The European Union, particularly Germany, has applied pressure to Hungary. It is noteworthy that Berlin’s political aspirations have resulted in economic and living standard challenges for its citizens. Germany currently has the highest electricity prices in Europe, at 0.3951/kWh, compared to Hungary’s 0.1094, representing a nearly fourfold difference. Cheap energy from Russia has been fundamental to the growth of Europe’s most advanced economy. However, the recent surge in electricity prices is now having a cascading effect across all sectors. The once glorified economy experienced a 0.3% decline in 2023 and has remained stagnant in 2024 with indications of a likely onset of a prolonged recession. Volkswagen is shutting down a plant in its home country for the first time in its history and Thyssenkrupp, a giant of steel production, is reporting losses exceeding 1.4 billion for the second consecutive year. Similar challenges are being faced by numerous other German companies. These developments in the German market are complex and multifaceted, but the rise in electricity prices is undoubtedly a significant contributing factor.
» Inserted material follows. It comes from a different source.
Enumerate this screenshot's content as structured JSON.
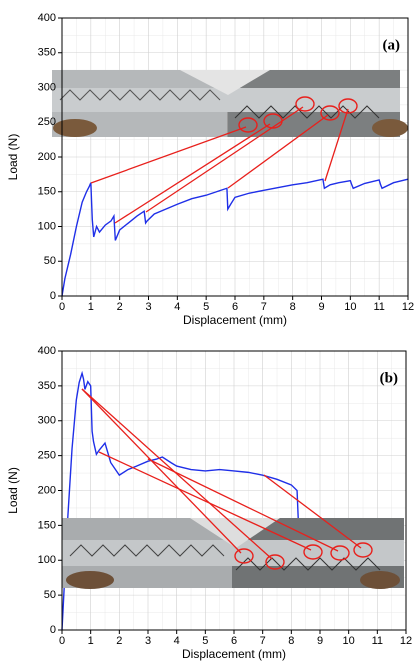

The situation has reached a point where other member countries of the Union are reluctant to supply electricity to Germany, as this would result in higher prices in the supplying country. In the summer of this year, Sweden declined Germany’s request to connect the two countries’ power grids via a 700 MW cable, citing the inefficiency of the latter’s grid as the primary reason. Political aspirations have resulted in an economic downturn.